Sektor keuangan Islam Malaysia, yang mana Bank Muamalat merupakan pemain kunci, telah lama mempromosikan emas sebagai alat investasi yang sesuai Syariah. Di bawah kerangka sebelumnya untuk Logam Mulia Investasi, status bebas bea membuat Malaysia kompetitif dengan pesaing regional seperti Singapura dan Hong Kong. Singapura menghapus pajak barang dan jasa mereka pada logam mulia kelas investasi pada tahun 2012 secara khusus untuk menarik arus emas.

Apa artinya ini bagi para investor

Dampak langsungnya sederhana: membeli batangan emas LBMA melalui Bank Muamalat kini menjadi 10% lebih mahal. Jika Anda membeli satu batang seharga RM450.000 ditambah RM45.000 dalam bea, emas perlu mengalami apresiasi lebih dari 10% dari titik pembelian Anda agar Anda berada di zona untung.

Untuk sektor keuangan Islam secara khusus, ini menciptakan kendala. Akun investasi yang didukung emas dan produk emas fisik telah menjadi penawaran inti bagi bank-bank yang sesuai Syariah di Malaysia. Menambahkan lapisan biaya 10% pada aset dasar membuat produk-produk ini kurang kompetitif dibandingkan alternatif seperti ETF yang terkait emas atau platform emas digital yang mungkin menyusun struktur mengelilingi kebutuhan impor fisik.

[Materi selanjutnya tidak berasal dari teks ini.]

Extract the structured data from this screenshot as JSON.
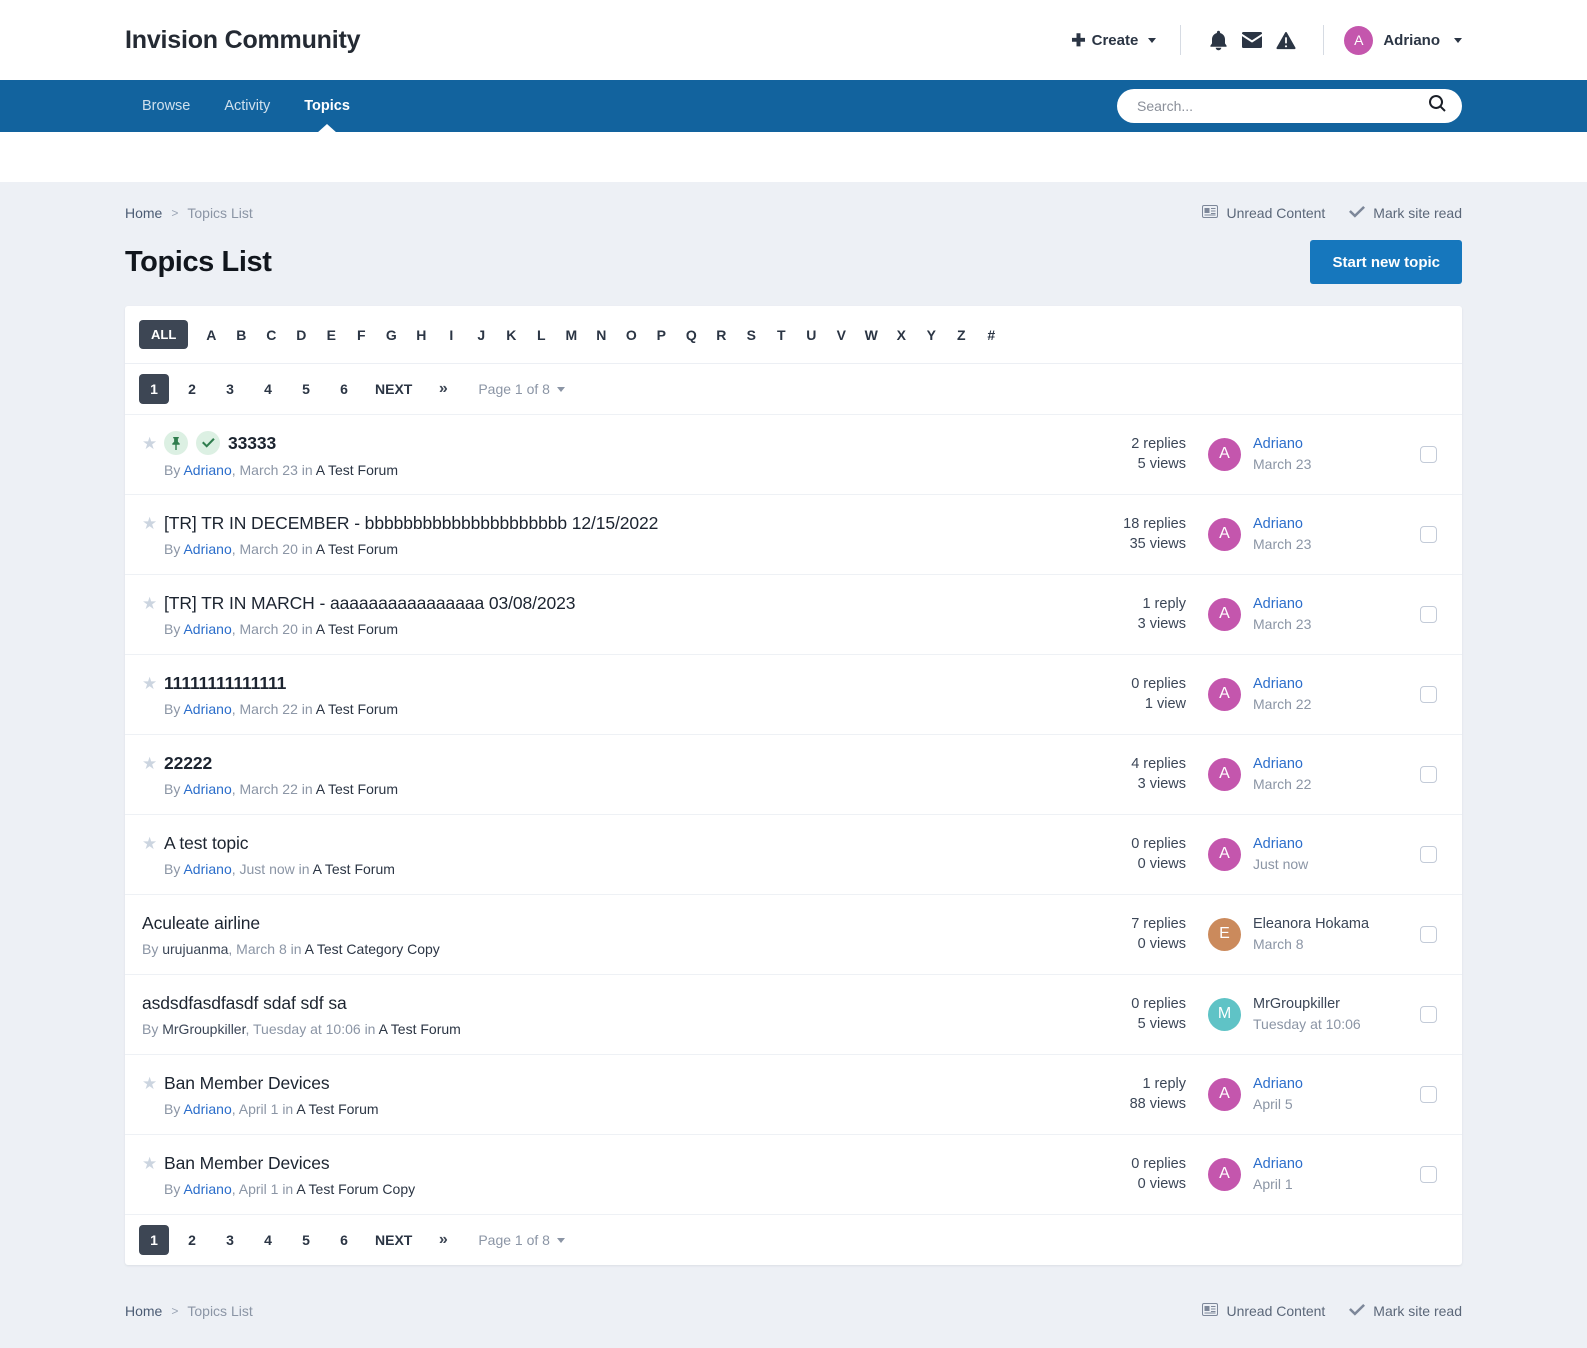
{
  "header": {
    "site_title": "Invision Community",
    "create_label": "Create",
    "icons": [
      "bell-icon",
      "envelope-icon",
      "warning-icon"
    ],
    "user_name": "Adriano",
    "user_initial": "A"
  },
  "nav": {
    "links": [
      {
        "label": "Browse",
        "active": false
      },
      {
        "label": "Activity",
        "active": false
      },
      {
        "label": "Topics",
        "active": true
      }
    ],
    "search_placeholder": "Search...",
    "search_value": ""
  },
  "breadcrumb": {
    "home": "Home",
    "separator": ">",
    "current": "Topics List"
  },
  "crumb_actions": {
    "unread": "Unread Content",
    "mark_read": "Mark site read"
  },
  "page": {
    "title": "Topics List",
    "start_topic_button": "Start new topic"
  },
  "alpha_filter": {
    "all_label": "ALL",
    "letters": [
      "A",
      "B",
      "C",
      "D",
      "E",
      "F",
      "G",
      "H",
      "I",
      "J",
      "K",
      "L",
      "M",
      "N",
      "O",
      "P",
      "Q",
      "R",
      "S",
      "T",
      "U",
      "V",
      "W",
      "X",
      "Y",
      "Z",
      "#"
    ]
  },
  "pagination": {
    "pages": [
      "1",
      "2",
      "3",
      "4",
      "5",
      "6"
    ],
    "active_page": "1",
    "next_label": "NEXT",
    "last_label": "»",
    "page_info": "Page 1 of 8"
  },
  "topics": [
    {
      "title": "33333",
      "bold": true,
      "starred": true,
      "pinned": true,
      "answered": true,
      "by": "By",
      "author": "Adriano",
      "author_link": true,
      "date": "March 23",
      "in": "in",
      "forum": "A Test Forum",
      "replies": "2 replies",
      "views": "5 views",
      "last_user": "Adriano",
      "last_user_link": true,
      "last_initial": "A",
      "last_color": "#c456ad",
      "last_date": "March 23"
    },
    {
      "title": "[TR] TR IN DECEMBER - bbbbbbbbbbbbbbbbbbbbb 12/15/2022",
      "bold": false,
      "starred": true,
      "pinned": false,
      "answered": false,
      "by": "By",
      "author": "Adriano",
      "author_link": true,
      "date": "March 20",
      "in": "in",
      "forum": "A Test Forum",
      "replies": "18 replies",
      "views": "35 views",
      "last_user": "Adriano",
      "last_user_link": true,
      "last_initial": "A",
      "last_color": "#c456ad",
      "last_date": "March 23"
    },
    {
      "title": "[TR] TR IN MARCH - aaaaaaaaaaaaaaaa 03/08/2023",
      "bold": false,
      "starred": true,
      "pinned": false,
      "answered": false,
      "by": "By",
      "author": "Adriano",
      "author_link": true,
      "date": "March 20",
      "in": "in",
      "forum": "A Test Forum",
      "replies": "1 reply",
      "views": "3 views",
      "last_user": "Adriano",
      "last_user_link": true,
      "last_initial": "A",
      "last_color": "#c456ad",
      "last_date": "March 23"
    },
    {
      "title": "11111111111111",
      "bold": true,
      "starred": true,
      "pinned": false,
      "answered": false,
      "by": "By",
      "author": "Adriano",
      "author_link": true,
      "date": "March 22",
      "in": "in",
      "forum": "A Test Forum",
      "replies": "0 replies",
      "views": "1 view",
      "last_user": "Adriano",
      "last_user_link": true,
      "last_initial": "A",
      "last_color": "#c456ad",
      "last_date": "March 22"
    },
    {
      "title": "22222",
      "bold": true,
      "starred": true,
      "pinned": false,
      "answered": false,
      "by": "By",
      "author": "Adriano",
      "author_link": true,
      "date": "March 22",
      "in": "in",
      "forum": "A Test Forum",
      "replies": "4 replies",
      "views": "3 views",
      "last_user": "Adriano",
      "last_user_link": true,
      "last_initial": "A",
      "last_color": "#c456ad",
      "last_date": "March 22"
    },
    {
      "title": "A test topic",
      "bold": false,
      "starred": true,
      "pinned": false,
      "answered": false,
      "by": "By",
      "author": "Adriano",
      "author_link": true,
      "date": "Just now",
      "in": "in",
      "forum": "A Test Forum",
      "replies": "0 replies",
      "views": "0 views",
      "last_user": "Adriano",
      "last_user_link": true,
      "last_initial": "A",
      "last_color": "#c456ad",
      "last_date": "Just now"
    },
    {
      "title": "Aculeate airline",
      "bold": false,
      "starred": false,
      "pinned": false,
      "answered": false,
      "by": "By",
      "author": "urujuanma",
      "author_link": false,
      "date": "March 8",
      "in": "in",
      "forum": "A Test Category Copy",
      "replies": "7 replies",
      "views": "0 views",
      "last_user": "Eleanora Hokama",
      "last_user_link": false,
      "last_initial": "E",
      "last_color": "#cb8a5c",
      "last_date": "March 8"
    },
    {
      "title": "asdsdfasdfasdf sdaf sdf sa",
      "bold": false,
      "starred": false,
      "pinned": false,
      "answered": false,
      "by": "By",
      "author": "MrGroupkiller",
      "author_link": false,
      "date": "Tuesday at 10:06",
      "in": "in",
      "forum": "A Test Forum",
      "replies": "0 replies",
      "views": "5 views",
      "last_user": "MrGroupkiller",
      "last_user_link": false,
      "last_initial": "M",
      "last_color": "#5fc3c6",
      "last_date": "Tuesday at 10:06"
    },
    {
      "title": "Ban Member Devices",
      "bold": false,
      "starred": true,
      "pinned": false,
      "answered": false,
      "by": "By",
      "author": "Adriano",
      "author_link": true,
      "date": "April 1",
      "in": "in",
      "forum": "A Test Forum",
      "replies": "1 reply",
      "views": "88 views",
      "last_user": "Adriano",
      "last_user_link": true,
      "last_initial": "A",
      "last_color": "#c456ad",
      "last_date": "April 5"
    },
    {
      "title": "Ban Member Devices",
      "bold": false,
      "starred": true,
      "pinned": false,
      "answered": false,
      "by": "By",
      "author": "Adriano",
      "author_link": true,
      "date": "April 1",
      "in": "in",
      "forum": "A Test Forum Copy",
      "replies": "0 replies",
      "views": "0 views",
      "last_user": "Adriano",
      "last_user_link": true,
      "last_initial": "A",
      "last_color": "#c456ad",
      "last_date": "April 1"
    }
  ],
  "colors": {
    "nav_blue": "#12639e",
    "button_blue": "#1677bd",
    "link_blue": "#2c6ecb",
    "dark_chip": "#3d4654",
    "page_bg": "#edf0f5"
  }
}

Belum ada gangguan pasar signifikan yang dilaporkan, yang masuk akal mengingat pajak ini baru berlaku pada 8 Juni.

Penafian: Informasi pada halaman ini mungkin telah diperoleh dari pihak ketiga dan tidak mencerminkan pandangan atau opini KuCoin. Konten ini disediakan hanya untuk tujuan informasi umum, tanpa representasi atau jaminan apa pun, dan tidak dapat ditafsirkan sebagai saran keuangan atau investasi. KuCoin tidak bertanggung jawab terhadap segala kesalahan atau kelalaian, atau hasil apa pun yang keluar dari penggunaan informasi ini. Berinvestasi di aset digital dapat berisiko. Harap mengevaluasi risiko produk dan toleransi risiko Anda secara cermat berdasarkan situasi keuangan Anda sendiri. Untuk informasi lebih lanjut, silakan lihat Ketentuan Penggunaan dan Pengungkapan Risiko.